The recent discovery of different types of RNA may soon give us new treatments for viral infections like Hepatitis C and Ebola virus. It also strengthens the case for RNA as a potential major player in astrobiology.
RNA is already a strong candidate for carrying the specific information needed to do the catalytic and genetic functions required by new life. Also, two of its nucleotides—adenine and guanine—form best in ice, which could have helped life get started on Earth and our solar system’s icy moons. I outlined some details in an earlier blog.
As life evolved here on Earth, the 3-D dimensionality of proteins gave them the advantage in taking over structural and catalytic functions, so the nucleic acids have concentrated on reproductive chemistry as life evolved here. DNA—differing from RNA only in its sugar component and one nucleotide (thymine instead of uracil)—was not so easily degraded by enzymes, so RNA was overlooked in the development of drugs to treat diseases.
In the late 20th century, new types of micro RNA were identified that disrupted messenger RNA’s translation process in making proteins. By silencing or crunching some genes, they were determining which proteins would be manufactured in certain cellular environments. This kind of gene regulation is a far cry from RNA’s mechanical functions of translation and transcription, that aid DNA in the manufacture of proteins.
Two new types of RNA now identified are siRNA (small interfering RNA) and microRNA (which replaces messenger RNA to change protein production). IncRNA, an unusually long version of RNA found in the nucleus, is still a mystery. It may have played a role transcribing old or viral inactive DNA Or it may now be playing a role in regulating gene expression by pushing DNA folds around or attaching itself to the DNA in order to change its shape, thus suppressing or triggering its activity.
Most medicines manipulate proteins, but these various RNAs provide a means to attack disease problems at an earlier stage, thus giving us new hope for controlling infections due to viruses and antibiotic-resistant bacteria.
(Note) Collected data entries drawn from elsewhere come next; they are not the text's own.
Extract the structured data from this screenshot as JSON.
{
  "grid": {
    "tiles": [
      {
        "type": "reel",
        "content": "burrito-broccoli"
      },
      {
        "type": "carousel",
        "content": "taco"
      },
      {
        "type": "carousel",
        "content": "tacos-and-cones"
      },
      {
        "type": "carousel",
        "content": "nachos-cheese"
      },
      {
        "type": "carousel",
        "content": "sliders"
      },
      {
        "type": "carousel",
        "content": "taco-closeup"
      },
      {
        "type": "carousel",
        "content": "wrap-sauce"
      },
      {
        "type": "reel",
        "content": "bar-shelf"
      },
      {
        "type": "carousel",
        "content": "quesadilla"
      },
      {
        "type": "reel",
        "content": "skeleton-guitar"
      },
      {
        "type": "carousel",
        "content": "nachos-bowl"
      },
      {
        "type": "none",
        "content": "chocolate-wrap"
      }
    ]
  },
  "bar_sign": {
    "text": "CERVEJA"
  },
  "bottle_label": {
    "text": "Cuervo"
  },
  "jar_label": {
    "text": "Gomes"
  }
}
The miniRNAs, with patterns taken from specific DNA areas (genes), guide cutting proteins to that specific target on the DNA, thus modifying or disabling it. (Viruses, you’ll remember, are genes wrapped in clever protein that use the host’s DNA to reproduce themselves and make us sick.) These RNA meds attack blood, liver and immune disorders.
The CRISPR system does a direct attack on DNA. In the 1960’s it was found that odd bacterial DNA acting with varied “CAS” proteins defend bacteria from attack by viruses. In 2012 scientists adapted this system so it would guide strands of RNA to cut precise locations in targeted DNA, like that in nasty attack viruses. Potentially, this system could also be used in precise gene therapy, replacing defective with healthy DNA.
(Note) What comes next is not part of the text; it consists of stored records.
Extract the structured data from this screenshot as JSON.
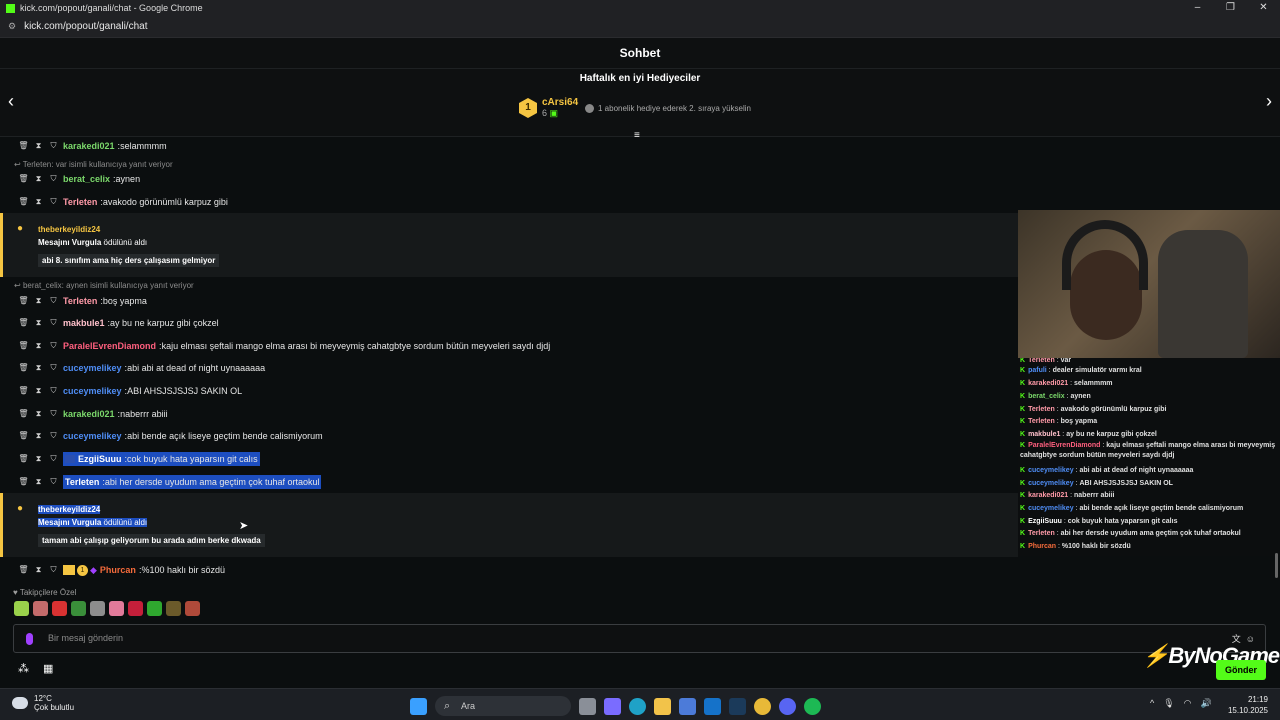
{
  "browser": {
    "window_title": "kick.com/popout/ganali/chat - Google Chrome",
    "url": "kick.com/popout/ganali/chat"
  },
  "header": {
    "title": "Sohbet"
  },
  "gifters": {
    "title": "Haftalık en iyi Hediyeciler",
    "top_rank": "1",
    "top_name": "cArsi64",
    "top_count": "6",
    "hint": "1 abonelik hediye ederek 2. sıraya yükselin"
  },
  "chat": {
    "messages": [
      {
        "user": "karakedi021",
        "text": "selammmm",
        "color": "#7bd86b"
      },
      {
        "user": "berat_celix",
        "text": "aynen",
        "color": "#7bd86b"
      },
      {
        "user": "Terleten",
        "text": "avakodo görünümlü karpuz gibi",
        "color": "#ff9aa8"
      },
      {
        "user": "Terleten",
        "text": "boş yapma",
        "color": "#ff9aa8"
      },
      {
        "user": "makbule1",
        "text": "ay bu ne karpuz gibi çokzel",
        "color": "#ffc0cb"
      },
      {
        "user": "ParalelEvrenDiamond",
        "text": "kaju elması şeftali mango elma arası bi meyveymiş cahatgbtye sordum bütün meyveleri saydı djdj",
        "color": "#ff5f7e"
      },
      {
        "user": "cuceymelikey",
        "text": "abi abi at dead of night uynaaaaaa",
        "color": "#4f8df5"
      },
      {
        "user": "cuceymelikey",
        "text": "ABI AHSJSJSJSJ SAKIN OL",
        "color": "#4f8df5"
      },
      {
        "user": "karakedi021",
        "text": "naberrr abiii",
        "color": "#7bd86b"
      },
      {
        "user": "cuceymelikey",
        "text": "abi bende açık liseye geçtim bende calismiyorum",
        "color": "#4f8df5"
      },
      {
        "user": "EzgiiSuuu",
        "text": "cok buyuk hata yaparsın git calıs",
        "color": "#ffffff"
      },
      {
        "user": "Terleten",
        "text": "abi her dersde uyudum ama geçtim çok tuhaf ortaokul",
        "color": "#ffffff"
      },
      {
        "user": "Phurcan",
        "text": "%100 haklı bir sözdü",
        "color": "#f56b3b"
      }
    ],
    "reply_1": "Terleten: var isimli kullanıcıya yanıt veriyor",
    "reply_2": "berat_celix: aynen isimli kullanıcıya yanıt veriyor",
    "highlight_1": {
      "user": "theberkeyildiz24",
      "reward": "Mesajını Vurgula",
      "reward_suffix": "ödülünü aldı",
      "body": "abi 8. sınıfım ama hiç ders çalışasım gelmiyor"
    },
    "highlight_2": {
      "user": "theberkeyildiz24",
      "reward": "Mesajını Vurgula",
      "reward_suffix": "ödülünü aldı",
      "body": "tamam abi çalışıp geliyorum bu arada adım berke dkwada"
    },
    "badge_number": "1"
  },
  "overlay_chat": [
    {
      "user": "Terleten",
      "text": "var"
    },
    {
      "user": "pafuli",
      "text": "dealer simulatör varmı kral"
    },
    {
      "user": "karakedi021",
      "text": "selammmm"
    },
    {
      "user": "berat_celix",
      "text": "aynen"
    },
    {
      "user": "Terleten",
      "text": "avakodo görünümlü karpuz gibi"
    },
    {
      "user": "Terleten",
      "text": "boş yapma"
    },
    {
      "user": "makbule1",
      "text": "ay bu ne karpuz gibi çokzel"
    },
    {
      "user": "ParalelEvrenDiamond",
      "text": "kaju elması şeftali mango elma arası bi meyveymiş cahatgbtye sordum bütün meyveleri saydı djdj"
    },
    {
      "user": "cuceymelikey",
      "text": "abi abi at dead of night uynaaaaaa"
    },
    {
      "user": "cuceymelikey",
      "text": "ABI AHSJSJSJSJ SAKIN OL"
    },
    {
      "user": "karakedi021",
      "text": "naberrr abiii"
    },
    {
      "user": "cuceymelikey",
      "text": "abi bende açık liseye geçtim bende calismiyorum"
    },
    {
      "user": "EzgiiSuuu",
      "text": "cok buyuk hata yaparsın git calıs"
    },
    {
      "user": "Terleten",
      "text": "abi her dersde uyudum ama geçtim çok tuhaf ortaokul"
    },
    {
      "user": "Phurcan",
      "text": "%100 haklı bir sözdü"
    }
  ],
  "followers_label": "Takipçilere Özel",
  "input": {
    "placeholder": "Bir mesaj gönderin"
  },
  "send_label": "Gönder",
  "watermark": "ByNoGame",
  "taskbar": {
    "weather_temp": "12°C",
    "weather_desc": "Çok bulutlu",
    "search": "Ara",
    "time": "21:19",
    "date": "15.10.2025"
  },
  "colors": {
    "accent": "#53fc18",
    "highlight": "#f5c542",
    "selection": "#1d4ec0"
  }
}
What else might these mini RNA’s be capable of? The story is just beginning. As we study astrobiology and the origins of life, we now have the whole new chemical world of miniRNA to consider. With its simpler 2-D, single-stranded structure, RNA may be flexible enough to have jump-started life on our solar system’s most likely places, including Earth, and maybe Enceladus or Europa or Titan.
See Scientific American April 2014, pp.54-59 and “Some consequences of the RNA world hypothesis,” by L. E. Orgel in 2003 Orig.Life Evol. Biosphere 33:211-218.